Home Depot has confirmed that hackers gained access to its data system earlier this year, potentially stealing the credit card information of millions of customers.
The home improvement retailer said on Monday that anyone who used a payment card at any of its U.S. and Canadian stores since April may be a victim.
The breach is the latest high-profile attack on national retailers over the past year including Target, Neiman Marcus, and Sally Beauty. Target’s sales declined in the months after the breach was uncovered last December, highlighting how stores can suffer financially after an attack as customers flee to competitors.
Home Depot (HD) learned about the potential of a breach last week after KrebsOnSecurity.com, a cyber security blog, reported that banks suspected that retailer may have been the source of a massive new batch of stolen credit and debit cards for sale online. In the days since, Home Depot has been investigating with the help of law enforcement.
“We want you to know that we have now confirmed that those systems have in fact been breached,” Home Depot told customers on its website on Monday afternoon without going into detail. The do-it-yourself retailer said it does not have an evidence the breach affected its Mexico stores or e-commerce operations.
KrebsOnSecurity has said that Home Depot’s breach could be larger than one that slammed Target at the height of last year’s holiday season. In that case, nearly 40 million credit or debit cards numbers were stolen over three weeks.

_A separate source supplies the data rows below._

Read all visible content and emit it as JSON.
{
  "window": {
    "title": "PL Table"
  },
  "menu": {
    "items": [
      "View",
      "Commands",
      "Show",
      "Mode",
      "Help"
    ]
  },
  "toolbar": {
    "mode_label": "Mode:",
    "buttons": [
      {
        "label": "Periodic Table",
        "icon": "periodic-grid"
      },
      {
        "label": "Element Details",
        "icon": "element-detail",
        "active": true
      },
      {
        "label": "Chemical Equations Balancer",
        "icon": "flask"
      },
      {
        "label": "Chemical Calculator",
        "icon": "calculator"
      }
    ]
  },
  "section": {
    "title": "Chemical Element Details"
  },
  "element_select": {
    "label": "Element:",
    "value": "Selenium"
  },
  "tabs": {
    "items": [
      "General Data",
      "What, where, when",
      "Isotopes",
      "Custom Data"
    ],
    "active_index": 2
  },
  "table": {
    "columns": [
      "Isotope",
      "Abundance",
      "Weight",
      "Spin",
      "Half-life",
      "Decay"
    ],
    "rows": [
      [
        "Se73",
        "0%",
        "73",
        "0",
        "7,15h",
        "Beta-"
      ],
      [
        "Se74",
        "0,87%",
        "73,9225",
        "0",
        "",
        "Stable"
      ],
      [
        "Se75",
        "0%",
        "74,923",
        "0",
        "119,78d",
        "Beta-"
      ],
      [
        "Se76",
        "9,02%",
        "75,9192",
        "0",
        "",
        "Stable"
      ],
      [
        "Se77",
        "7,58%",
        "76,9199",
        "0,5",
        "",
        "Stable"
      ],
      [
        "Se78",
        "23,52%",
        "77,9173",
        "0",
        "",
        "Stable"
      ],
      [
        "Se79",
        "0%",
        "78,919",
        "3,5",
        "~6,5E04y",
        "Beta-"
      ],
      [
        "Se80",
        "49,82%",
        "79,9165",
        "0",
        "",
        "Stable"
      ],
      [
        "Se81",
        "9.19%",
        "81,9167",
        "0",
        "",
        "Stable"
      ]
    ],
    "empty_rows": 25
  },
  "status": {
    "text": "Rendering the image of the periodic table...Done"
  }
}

Last week, Home Depot CEO Frank Blake called cyber security “a major issue” and said that the retailer has invested in new and more secure credit-card terminals. They take cards with computer chips and create unique codes for each transaction, making them more difficult for hackers to infiltrate. Home Depot will activate the chip-reading technology on the terminals by the end of 2014, well ahead of a retail industry-wide deadline of October 2015, Blake said.
Home Depot has said that customers would not be on the hook for fraudulent charges and would get free credit monitoring if a breach did indeed occur, but urged them to keep an eye out for unusual activity in their accounts.